The World Bank just released a new report that “assesses where the demand for feed [for ruminants in developing countries] is likely to change the most, and where investments in feed are most likely to increase animal productivity and improve the livelihoods of those who raise livestock. It covers policy, institutions, knowledge and innovation as well as technical issues – all in the context of rapidly changing demand for livestock products in developing countries.”
Based on growth and market opportunities, number of poor and pro-poor potential and supply constraints the study identifies first Sub-Saharan Africa and South Asia as priority areas, and then, within these areas, it identifies three commodity value chains in five regions of particularly great potential to benefit poor producers and consumers. They are:
- Dairy in East Africa and South Asia;
- Beef in West Africa;
- Small ruminant meat in West Africa and Southern Africa.
In terms of feed types and sources, general trends analyzed in the report show a reduction in the use of crop residue such as straws and stovers; an increase in the use of crop-by-products (such as oil cakes and by-products of the milling industry) and concentrates; an increase in the area planted for forages, in particular in dairy systems; and a sharp increase in feed procurement from the market instead of supply from the own farm.
In terms of opportunities for feed-related investments with major positive impacts on the poor, more specific areas of improvement that warrant priority in targeting investments are:
- Technological feed improving solutions including: more attention to research and development for feed/food crops; better ration formulation; and forage seed production.
- Institutional issues include access to land and water for all smallholders, as a primary concern and as the main incentive to improve crop-residues. Effective governance on feed quality is also a common institutional issue raised. Similarly, reduction on transaction costs (both to access the feeds and to participate in product markets) is another key area for institutional investment support. The report strongly advocates support to Business Development Services – interpreted in the broadest sense as a key to facilitating access to feeds, markets and for reducing transaction costs.
- While for many households increasing animal numbers is perceived as attractive, there are severe environmental limitations of the extent this is possible. Policies and investment that increase per animal productivity, such as adequate ration formulation and emphasis on mineral supplementation in the feed and nutrition domain, as well as genetic and health improvement related investment will be important. However, in some areas, increased efficiency (producing the same with fewer animals, or more with the same number of animals) can also be achieved through incentive systems such as payment for environmental services.

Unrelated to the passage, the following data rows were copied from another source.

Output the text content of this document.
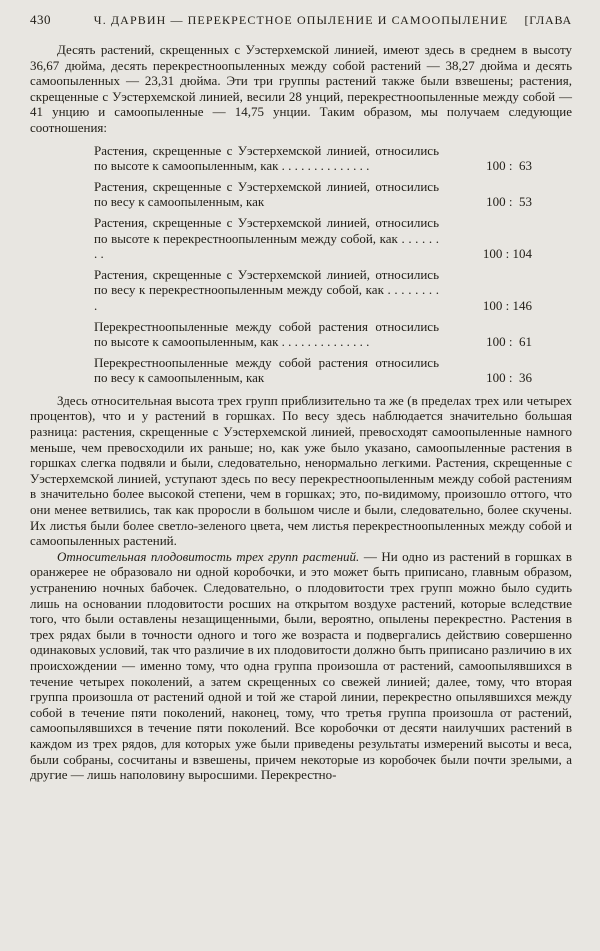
430	Ч. ДАРВИН — ПЕРЕКРЕСТНОЕ ОПЫЛЕНИЕ И САМООПЫЛЕНИЕ	[ГЛАВА

Десять растений, скрещенных с Уэстерхемской линией, имеют здесь в среднем в высоту 36,67 дюйма, десять перекрестноопыленных между собой растений — 38,27 дюйма и десять самоопыленных — 23,31 дюйма. Эти три группы растений также были взвешены; растения, скрещенные с Уэстерхемской линией, весили 28 унций, перекрестноопыленные между собой — 41 унцию и самоопыленные — 14,75 унции. Таким образом, мы получаем следующие соотношения:

Растения, скрещенные с Уэстерхемской линией, относились по высоте к самоопыленным, как . . . . . . . . . . . . . .	100 :  63
Растения, скрещенные с Уэстерхемской линией, относились по весу к самоопыленным, как	100 :  53
Растения, скрещенные с Уэстерхемской линией, относились по высоте к перекрестноопыленным между собой, как . . . . . . . .	100 : 104
Растения, скрещенные с Уэстерхемской линией, относились по весу к перекрестноопыленным между собой, как . . . . . . . . .	100 : 146
Перекрестноопыленные между собой растения относились по высоте к самоопыленным, как . . . . . . . . . . . . . .	100 :  61
Перекрестноопыленные между собой растения относились по весу к самоопыленным, как	100 :  36

Здесь относительная высота трех групп приблизительно та же (в пределах трех или четырех процентов), что и у растений в горшках. По весу здесь наблюдается значительно большая разница: растения, скрещенные с Уэстерхемской линией, превосходят самоопыленные намного меньше, чем превосходили их раньше; но, как уже было указано, самоопыленные растения в горшках слегка подвяли и были, следовательно, ненормально легкими. Растения, скрещенные с Уэстерхемской линией, уступают здесь по весу перекрестноопыленным между собой растениям в значительно более высокой степени, чем в горшках; это, по-видимому, произошло оттого, что они менее ветвились, так как проросли в большом числе и были, следовательно, более скучены. Их листья были более светло-зеленого цвета, чем листья перекрестноопыленных между собой и самоопыленных растений.

Относительная плодовитость трех групп растений. — Ни одно из растений в горшках в оранжерее не образовало ни одной коробочки, и это может быть приписано, главным образом, устранению ночных бабочек. Следовательно, о плодовитости трех групп можно было судить лишь на основании плодовитости росших на открытом воздухе растений, которые вследствие того, что были оставлены незащищенными, были, вероятно, опылены перекрестно. Растения в трех рядах были в точности одного и того же возраста и подвергались действию совершенно одинаковых условий, так что различие в их плодовитости должно быть приписано различию в их происхождении — именно тому, что одна группа произошла от растений, самоопылявшихся в течение четырех поколений, а затем скрещенных со свежей линией; далее, тому, что вторая группа произошла от растений одной и той же старой линии, перекрестно опылявшихся между собой в течение пяти поколений, наконец, тому, что третья группа произошла от растений, самоопылявшихся в течение пяти поколений. Все коробочки от десяти наилучших растений в каждом из трех рядов, для которых уже были приведены результаты измерений высоты и веса, были собраны, сосчитаны и взвешены, причем некоторые из коробочек были почти зрелыми, а другие — лишь наполовину выросшими. Перекрестно-
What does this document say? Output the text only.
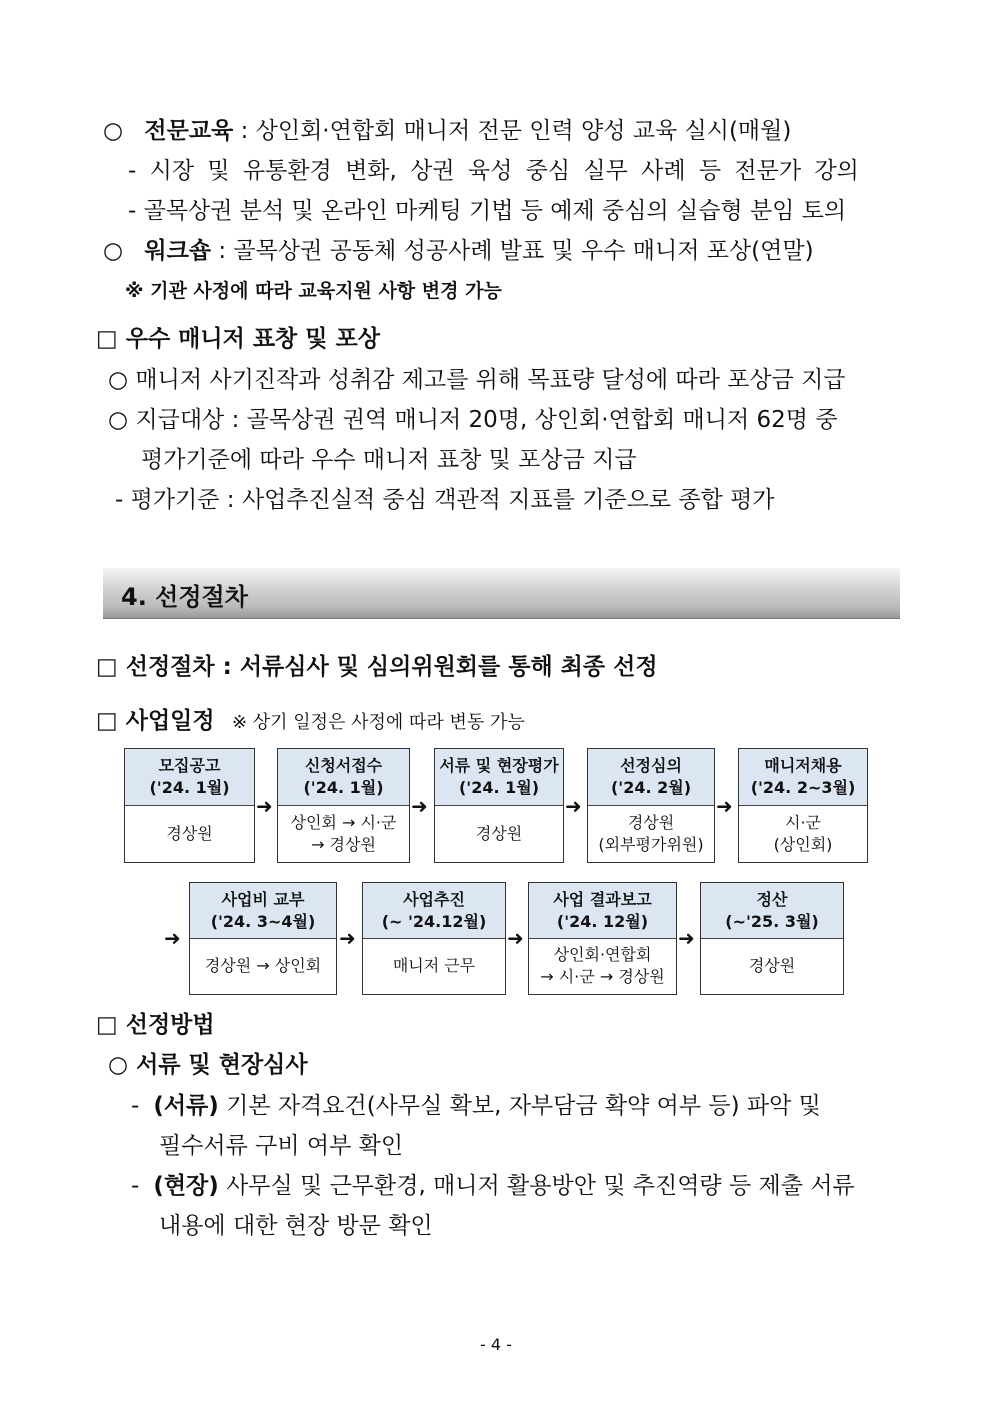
○ 전문교육 : 상인회·연합회 매니저 전문 인력 양성 교육 실시(매월)
- 시장 및 유통환경 변화, 상권 육성 중심 실무 사례 등 전문가 강의
- 골목상권 분석 및 온라인 마케팅 기법 등 예제 중심의 실습형 분임 토의
○ 워크숍 : 골목상권 공동체 성공사례 발표 및 우수 매니저 포상(연말)
※ 기관 사정에 따라 교육지원 사항 변경 가능
□ 우수 매니저 표창 및 포상
○ 매니저 사기진작과 성취감 제고를 위해 목표량 달성에 따라 포상금 지급
○ 지급대상 : 골목상권 권역 매니저 20명, 상인회·연합회 매니저 62명 중
평가기준에 따라 우수 매니저 표창 및 포상금 지급
- 평가기준 : 사업추진실적 중심 객관적 지표를 기준으로 종합 평가
4. 선정절차
□ 선정절차 : 서류심사 및 심의위원회를 통해 최종 선정
□ 사업일정 ※ 상기 일정은 사정에 따라 변동 가능
모집공고
('24. 1월)
경상원
➜
신청서접수
('24. 1월)
상인회 → 시·군
→ 경상원
➜
서류 및 현장평가
('24. 1월)
경상원
➜
선정심의
('24. 2월)
경상원
(외부평가위원)
➜
매니저채용
('24. 2~3월)
시·군
(상인회)
➜
사업비 교부
('24. 3~4월)
경상원 → 상인회
➜
사업추진
(~ '24.12월)
매니저 근무
➜
사업 결과보고
('24. 12월)
상인회·연합회
→ 시·군 → 경상원
➜
정산
(~'25. 3월)
경상원
□ 선정방법
○ 서류 및 현장심사
- (서류) 기본 자격요건(사무실 확보, 자부담금 확약 여부 등) 파악 및
필수서류 구비 여부 확인
- (현장) 사무실 및 근무환경, 매니저 활용방안 및 추진역량 등 제출 서류
내용에 대한 현장 방문 확인
- 4 -
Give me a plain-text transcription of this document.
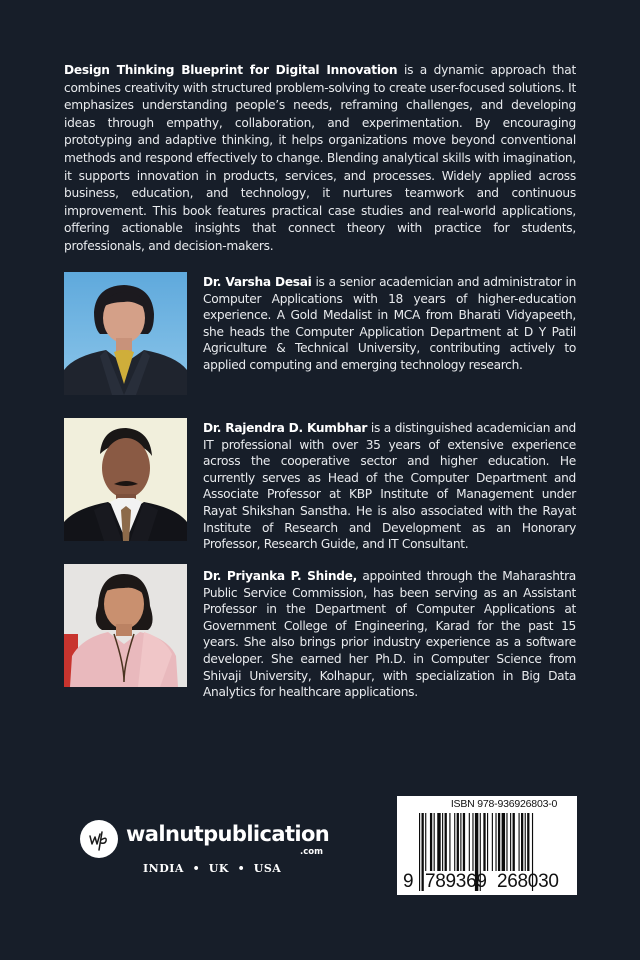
Design Thinking Blueprint for Digital Innovation is a dynamic approach that combines creativity with structured problem-solving to create user-focused solutions. It emphasizes understanding people’s needs, reframing challenges, and developing ideas through empathy, collaboration, and experimentation. By encouraging prototyping and adaptive thinking, it helps organizations move beyond conventional methods and respond effectively to change. Blending analytical skills with imagination, it supports innovation in products, services, and processes. Widely applied across business, education, and technology, it nurtures teamwork and continuous improvement. This book features practical case studies and real-world applications, offering actionable insights that connect theory with practice for students, professionals, and decision-makers.
Dr. Varsha Desai is a senior academician and administrator in Computer Applications with 18 years of higher-education experience. A Gold Medalist in MCA from Bharati Vidyapeeth, she heads the Computer Application Department at D Y Patil Agriculture & Technical University, contributing actively to applied computing and emerging technology research.
Dr. Rajendra D. Kumbhar is a distinguished academician and IT professional with over 35 years of extensive experience across the cooperative sector and higher education. He currently serves as Head of the Computer Department and Associate Professor at KBP Institute of Management under Rayat Shikshan Sanstha. He is also associated with the Rayat Institute of Research and Development as an Honorary Professor, Research Guide, and IT Consultant.
Dr. Priyanka P. Shinde, appointed through the Maharashtra Public Service Commission, has been serving as an Assistant Professor in the Department of Computer Applications at Government College of Engineering, Karad for the past 15 years. She also brings prior industry experience as a software developer. She earned her Ph.D. in Computer Science from Shivaji University, Kolhapur, with specialization in Big Data Analytics for healthcare applications.
walnutpublication
.com
INDIA  •  UK  •  USA
ISBN 978-936926803-0
9 789369 268030
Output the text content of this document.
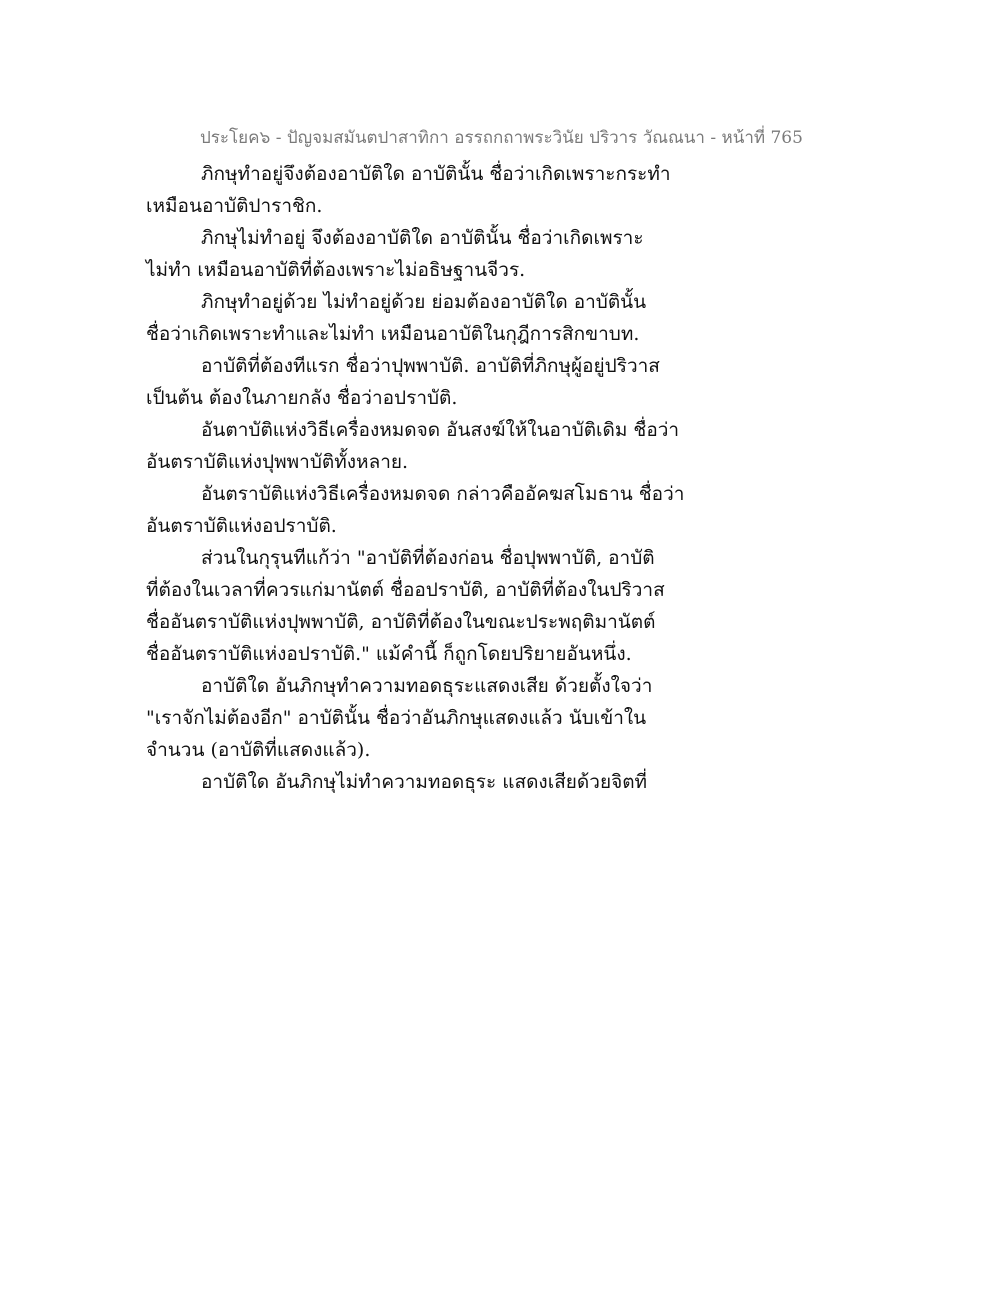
ประโยค๖ - ปัญจมสมันตปาสาทิกา อรรถกถาพระวินัย ปริวาร วัณณนา - หน้าที่ 765
ภิกษุทำอยู่จึงต้องอาบัติใด อาบัตินั้น ชื่อว่าเกิดเพราะกระทำ
เหมือนอาบัติปาราชิก.
ภิกษุไม่ทำอยู่ จึงต้องอาบัติใด อาบัตินั้น ชื่อว่าเกิดเพราะ
ไม่ทำ เหมือนอาบัติที่ต้องเพราะไม่อธิษฐานจีวร.
ภิกษุทำอยู่ด้วย ไม่ทำอยู่ด้วย ย่อมต้องอาบัติใด อาบัตินั้น
ชื่อว่าเกิดเพราะทำและไม่ทำ เหมือนอาบัติในกุฎีการสิกขาบท.
อาบัติที่ต้องทีแรก ชื่อว่าปุพพาบัติ. อาบัติที่ภิกษุผู้อยู่ปริวาส
เป็นต้น ต้องในภายกลัง ชื่อว่าอปราบัติ.
อันตาบัติแห่งวิธีเครื่องหมดจด อันสงฆ์ให้ในอาบัติเดิม ชื่อว่า
อันตราบัติแห่งปุพพาบัติทั้งหลาย.
อันตราบัติแห่งวิธีเครื่องหมดจด กล่าวคืออัคฆสโมธาน ชื่อว่า
อันตราบัติแห่งอปราบัติ.
ส่วนในกุรุนทีแก้ว่า "อาบัติที่ต้องก่อน ชื่อปุพพาบัติ, อาบัติ
ที่ต้องในเวลาที่ควรแก่มานัตต์ ชื่ออปราบัติ, อาบัติที่ต้องในปริวาส
ชื่ออันตราบัติแห่งปุพพาบัติ, อาบัติที่ต้องในขณะประพฤติมานัตต์
ชื่ออันตราบัติแห่งอปราบัติ." แม้คำนี้ ก็ถูกโดยปริยายอันหนึ่ง.
อาบัติใด อันภิกษุทำความทอดธุระแสดงเสีย ด้วยตั้งใจว่า
"เราจักไม่ต้องอีก" อาบัตินั้น ชื่อว่าอันภิกษุแสดงแล้ว นับเข้าใน
จำนวน (อาบัติที่แสดงแล้ว).
อาบัติใด อันภิกษุไม่ทำความทอดธุระ แสดงเสียด้วยจิตที่
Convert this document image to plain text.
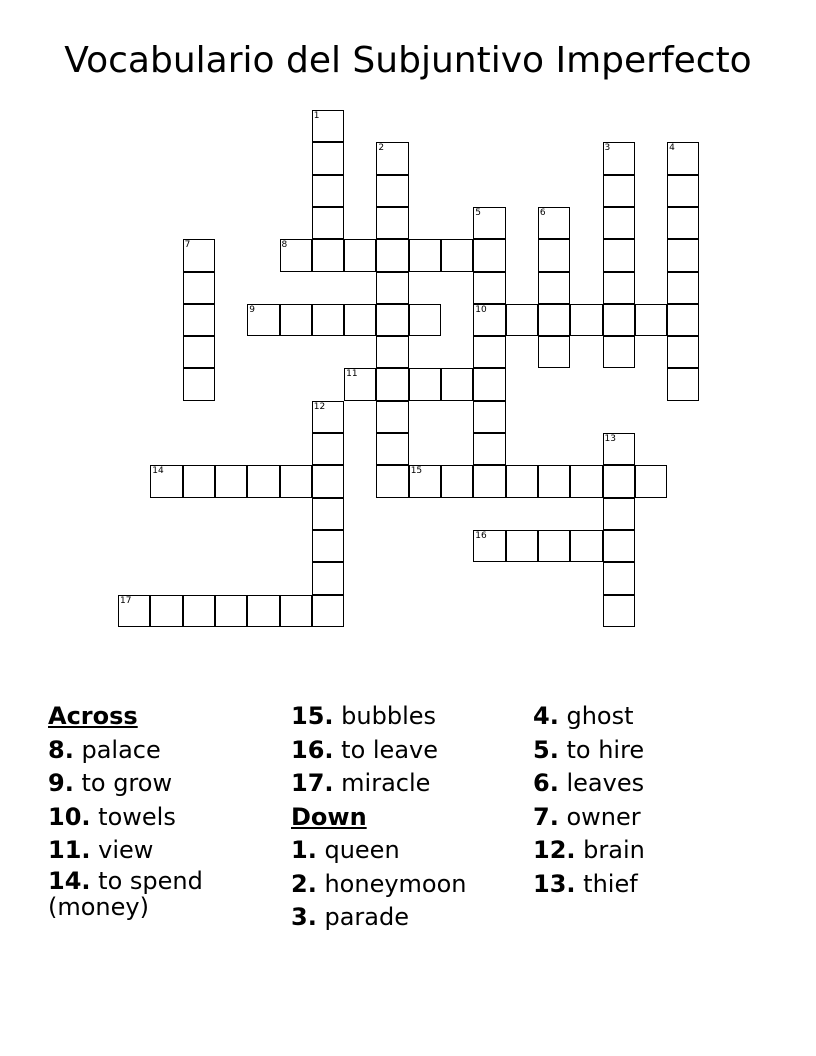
Vocabulario del Subjuntivo Imperfecto
1
2	3	4
5
10
6
7	8
9
11
12
13
14	15
16
17
Across
8. palace
9. to grow
10. towels
11. view
14. to spend (money)
15. bubbles
16. to leave
17. miracle
Down
1. queen
2. honeymoon
3. parade
4. ghost
5. to hire
6. leaves
7. owner
12. brain
13. thief
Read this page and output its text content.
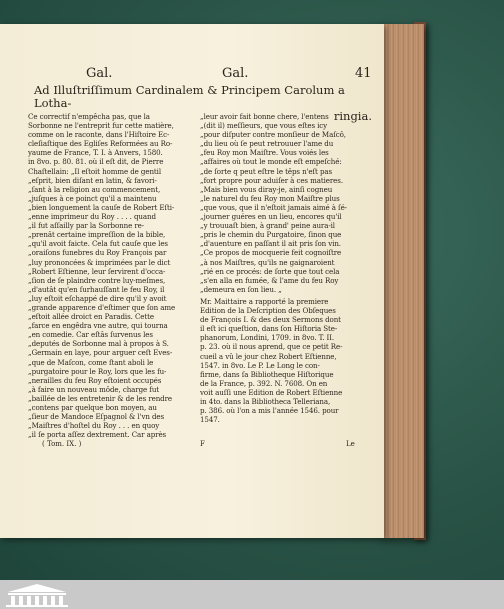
Gal.	Gal.	41
Ad Illuſtriſſimum Cardinalem & Principem Carolum a Lotha-
ringia.
Ce correctif n'empêcha pas, que la
Sorbonne ne l'entreprit fur cette matière,
comme on le raconte, dans l'Hiſtoire Ec-
cleſiaſtique des Egliſes Reformées au Ro-
yaume de France, T. I. à Anvers, 1580.
in 8vo. p. 80. 81. où il eſt dit, de Pierre
Chaſtellain: „Il eſtoit homme de gentil
„eſprit, bien diſant en latin, & favori-
„ſant à la religion au commencement,
„juſques à ce poinct qu'il a maintenu
„bien longuement la cauſe de Robert Eſti-
„enne imprimeur du Roy . . . . quand
„il fut aſſailly par la Sorbonne re-
„prenât certaine impreſſion de la bible,
„qu'il avoit faicte. Cela fut cauſe que les
„oraiſons funebres du Roy François par
„luy prononcées & imprimées par le dict
„Robert Eſtienne, leur ſervirent d'occa-
„ſion de ſe plaindre contre luy-meſmes,
„d'autât qu'en ſurhauſſant le feu Roy, il
„luy eſtoit eſchappé de dire qu'il y avoit
„grande apparence d'eſtimer que ſon ame
„eſtoit allée droict en Paradis. Cette
„farce en engêdra vne autre, qui tourna
„en comedie. Car eſtâs ſurvenus les
„deputés de Sorbonne mal à propos à S.
„Germain en laye, pour arguer ceſt Eves-
„que de Maſcon, come ſtant aboli le
„purgatoire pour le Roy, lors que les fu-
„nerailles du feu Roy eſtoient occupés
„à faire un nouveau môde, charge fut
„baillée de les entretenir & de les rendre
„contens par quelque bon moyen, au
„ſieur de Mandoce Eſpagnol & l'vn des
„Maiſtres d'hoſtel du Roy . . . en quoy
„il ſe porta aſſez dextrement. Car après
„leur avoir fait bonne chere, l'entens
„(dit il) meſſieurs, que vous eſtes icy
„pour diſputer contre monſieur de Maſcô,
„du lieu où ſe peut retrouuer l'ame du
„feu Roy mon Maiſtre. Vous voiés les
„affaires où tout le monde eſt empeſché:
„de ſorte q peut eſtre le têps n'eſt pas
„fort propre pour aduiſer à ces matieres.
„Mais bien vous diray-je, ainſi cogneu
„le naturel du feu Roy mon Maiſtre plus
„que vous, que il n'eſtoit jamais aimé à ſé-
„journer guéres en un lieu, encores qu'il
„y trouuaſt bien, à grand' peine aura-il
„pris le chemin du Purgatoire, ſinon que
„d'auenture en paſſant il ait pris ſon vin.
„Ce propos de mocquerie feit cognoiſtre
„à nos Maiſtres, qu'ils ne gaignaroient
„rié en ce procés: de ſorte que tout cela
„s'en alla en fumée, & l'ame du feu Roy
„demeura en ſon lieu. „
Mr. Maittaire a rapporté la premiere
Edition de la Deſcription des Obſeques
de François I. & des deux Sermons dont
il eſt ici queſtion, dans ſon Hiſtoria Ste-
phanorum, Londini, 1709. in 8vo. T. II.
p. 23. où il nous aprend, que ce petit Re-
cueil a vû le jour chez Robert Eſtienne,
1547. in 8vo. Le P. Le Long le con-
firme, dans ſa Bibliotheque Hiſtorique
de la France, p. 392. N. 7608. On en
voit auſſi une Edition de Robert Eſtienne
in 4to. dans la Bibliotheca Telleriana,
p. 386. où l'on a mis l'année 1546. pour
1547.
( Tom. IX. )	F	Le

The report was prepared under the guidance of Jimmy Smith and Francois le Gall of the World Bank by a team consisting of William Thorpe, Derek Baker, Shirley Tarawali of the International Livestock Research Institute (ILR), and assisted by Rainer Asse, Augustine Ayantunde, Michael Blummel, Oumar Diall, Alan Duncan, Abdou Fall, Bruno Gerard, Elaine Grings, Mario Herrero, Chedly Kayouli, Ben Lukuyu, Siboniso Moyo, An Notenbaert, Tom Randolph, Steve Staal, Nils Teufel, Francis Wanyoike and Iain Wright. Further inputs were provided by Cees de Haan and Gunnar Larson from the World Bank. Peer reviewers are Brian Bedard (World Bank), Stephane Foreman (World Bank) and Joyce Turk (USAID).